Why I/We Hate Plagiarism

The whole Melania Trump-Michelle Obama speeches story has caused an outcry within the media.  For the record, here is the biggest of the plagiarisms–first, Trump’s excerpt, then Obama’s:

 

speeches2Most folks might find the Melania mania overblown, but it is happening for a good reason, one that has nothing to do with politics and everything to do with journalism:

While the media are reporting an important convention-related story, it’s more than that.  Because it involves plagiarism, we journalists are also reminding ourselves, by our strong response, just how repulsive we find the use of others’ words and ideas without credit.

Personally, as an academic and a journalist, I find plagiarism the worst offense against the printed word — worse than bias or even inaccuracy.  While I can’t speak for all journalists or all academics, I would predict it’s close to the unforgivable sin for both professions.

In the world of ideas, plagiarism is theft; it is the stealing of someone else’s communication of their thoughts, the essence of what sets us apart as humans.

Plagiarism is fraud; it’s a shortcut for someone who wants to be thought of as creative, enlightening and productive without actually being creative, enlightening and productive. It’s a lie.

Plagiarism is dumb; in the age of Google, it is so easily detected.
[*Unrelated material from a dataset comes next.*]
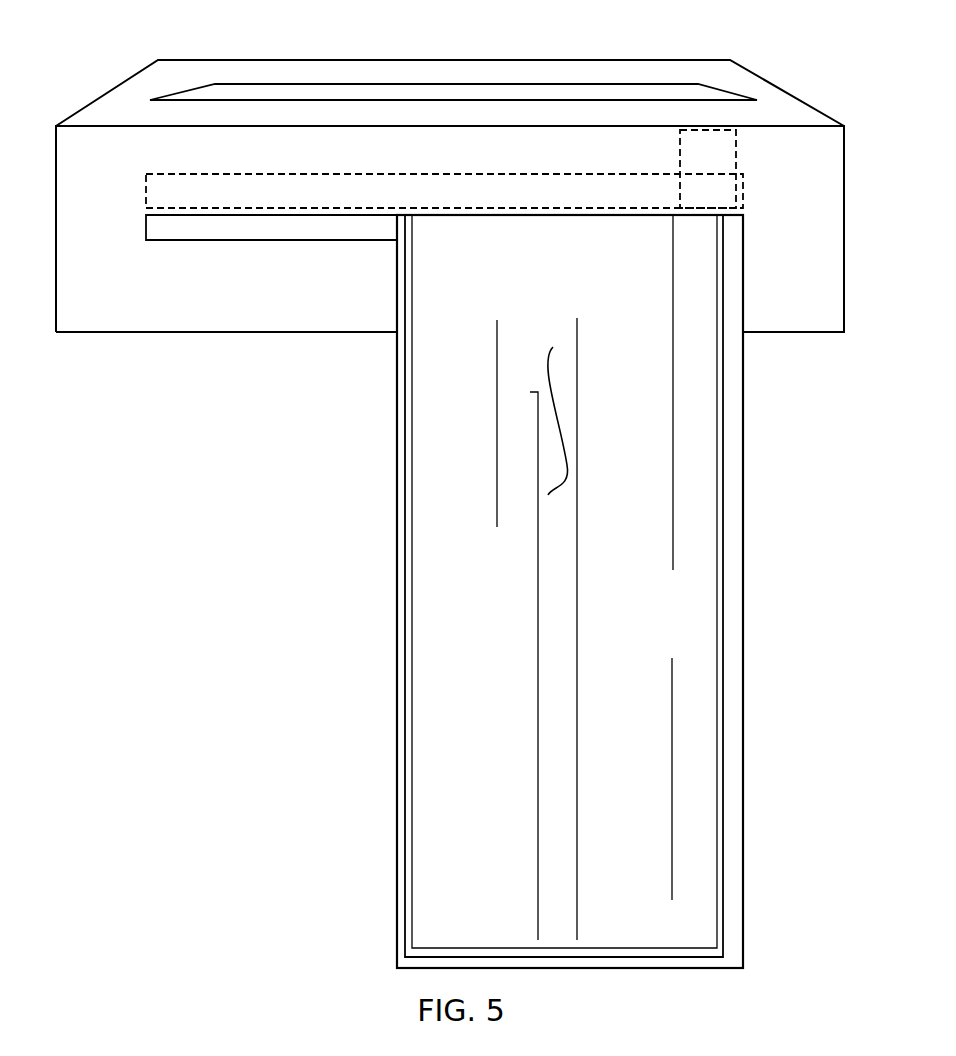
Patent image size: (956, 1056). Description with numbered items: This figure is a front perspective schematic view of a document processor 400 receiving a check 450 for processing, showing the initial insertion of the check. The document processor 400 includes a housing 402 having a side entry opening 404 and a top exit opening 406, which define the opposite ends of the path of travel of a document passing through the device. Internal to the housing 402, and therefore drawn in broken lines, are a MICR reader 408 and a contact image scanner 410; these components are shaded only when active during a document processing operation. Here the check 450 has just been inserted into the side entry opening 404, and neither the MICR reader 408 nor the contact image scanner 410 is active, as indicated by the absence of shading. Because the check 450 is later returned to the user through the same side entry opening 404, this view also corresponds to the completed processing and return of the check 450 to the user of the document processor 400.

It’s an insult to me that a student would even try. Do they really think I am as lazy and dumb as they are?

For all of the accuracy and bias accusations made against the news media (and often peremptorily discussed without sufficient response by journalists), plagiarism is dealt with quickly and severely. Whether by a professor or by an editor, the perpetrator is justly punished.

When is the last time you have heard of an accusation of plagiarism by a journalist that the defended the way that the Trump campaign is defending Melania? If one is out there, I’m not aware of it.

(And don’t mention Obama’s plagiarism of words by his friend, Deval Patrick. It was reported, Obama had a press conference to openly address it, and he admitted that these were ideas he and Patrick had discussed.)

Particularly in an age of social media, when we quickly and clearly see evidence of a journalist or an academic committing plagiarism, we want to move straight from evidence to sentencing.

I hear critics minimize the plagiarism as the stuff of politics, filled with bland platitudes that are certainly repeated, to everyone’s boredom. If that’s how politicians want to be, that’s their business.

But I won’t brush it off.  My personal ethic is to credit where I read things, even through h/t’s on Twitter. Even if I can’t remember the source, I will point out that the words are not original to me.

Ideas, and the words that express them, are too important. When an individual thinks and crafts words that move a reader or an audience, it is a wonderful process. (That we forfeit the wonder of reading such words to less intellectually stimulating pursuits is to our own loss.)

Whoever worked with Melania Trump so poorly corrupted what had been a special moment. To rationalize or breeze past it is a disgrace to any thinking human being, particularly one who aspires to be President of the United States.